En janvier 1975, un rapport de l'Hudson Institute, le célèbre groupe de recherches économiques américain, porte un diagnostic alarmant sur l'état du Royaume-Uni. Constatant que le taux de croissance britannique est le plus faible de tous les pays industrialisés, que « le choc du Marché commun n'a pas été assez fort pour stimuler l'industrie », que le pays supporte ses maux dans une sorte de léthargie angoissante, les experts de l'Hudson Institute concluent que la Grande-Bretagne sera d'ici 1980 rattrapée par l'Italie et la Finlande, et que l'Anglais moyen vivra alors moins bien que la majorité des Espagnols et des Grecs. Et ils ajoutent : « La Grande-Bretagne est aujourd'hui un site archéologique du passé occidental, repaire de survivances et d'anachronismes fascinants et mystérieux. »

Autorité

Harold Wilson, revenu au pouvoir le 4 mars 1974 avec un gouvernement minoritaire, remet son mandat en jeu à l'automne, espérant recueillir auprès des électeurs le bénéfice d'une certaine détente sociale. Le scrutin du 10 octobre ne lui apporte qu'un succès partiel. Certes, les travaillistes, en gagnant 18 sièges et 2,1 % des voix, obtiennent la majorité absolue aux Communes, mais avec une marge étroite de 3 voix. Cette confiance populaire parcimonieuse ne confère pas au Premier ministre une autorité à la mesure de ses responsabilités face aux difficultés qui s'accumulent.

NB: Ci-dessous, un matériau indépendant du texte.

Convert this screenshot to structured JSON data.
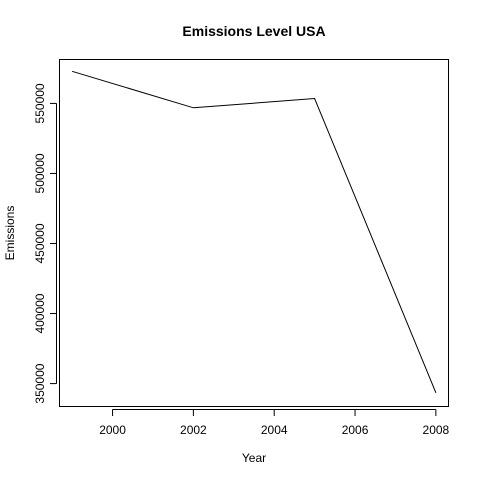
{
  "chart_data": {
    "type": "line",
    "title": "Emissions Level USA",
    "xlabel": "Year",
    "ylabel": "Emissions",
    "x": [
      1999,
      2002,
      2005,
      2008
    ],
    "series": [
      {
        "values": [
          572900,
          546900,
          553500,
          343400
        ]
      }
    ],
    "xlim": [
      1998.7,
      2008.3
    ],
    "ylim": [
      334000,
      581000
    ],
    "xticks": [
      2000,
      2002,
      2004,
      2006,
      2008
    ],
    "yticks": [
      350000,
      400000,
      450000,
      500000,
      550000
    ],
    "xtick_labels": [
      "2000",
      "2002",
      "2004",
      "2006",
      "2008"
    ],
    "ytick_labels": [
      "350000",
      "400000",
      "450000",
      "500000",
      "550000"
    ],
    "grid": false,
    "line_color": "#000000"
  }
}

La position de Harold Wilson est d'autant plus précaire que son parti est en proie à des divisions internes de plus en plus graves. Entre la gauche radicale d'Anthony Wedgwood Benn et de Michael Foot, pour qui la crise du capitalisme doit être l'occasion d'un nouveau bond en avant du socialisme étatique, et l'aile modérée, réformiste et pro-européenne, le fond commun travailliste s'est considérablement amenuisé. Quant aux syndicats qui détiennent la tirelire du Labour Party, leur pression est mal contenue par le contrat social conclu au moment de la campagne électorale et qui oblitère toute l'action économique du gouvernement. On verra ainsi les salaires grimper de 30 % au cours de l'année.

Faiblesse

La défaite des conservateurs aux élections du 10 octobre (ils perdent 20 sièges) est fatale à leur leader Edward Heath. Ayant mené la campagne sur le thème « pour faire face à la crise, la Grande-Bretagne a besoin d'un gouvernement de coalition sous l'égide des conservateurs », l'ancien Premier ministre est désavoué non seulement par les électeurs, mais par la droite de son parti. Lors du renouvellement de la direction, six mois après les élections, ses adversaires lui infligent une humiliante défaite : il n'obtient que 119 voix contre 130 à Margaret Thatcher, porte-drapeau de la rébellion. Il ne lui reste qu'à se retirer et à laisser la place à sa rivale. Celle-ci sera brillamment élue au second tour de scrutin par 146 voix contre 79 seulement à son concurrent le plus proche, William Whitelaw. Pour la première fois, une femme devient chef du parti tory. Ce changement ne suffit pas pourtant à redorer le prestige des conservateurs, moins divisés que les travaillistes, mais incertains de leur vocation et partagés entre la fidélité à la tradition et la tentation du centre.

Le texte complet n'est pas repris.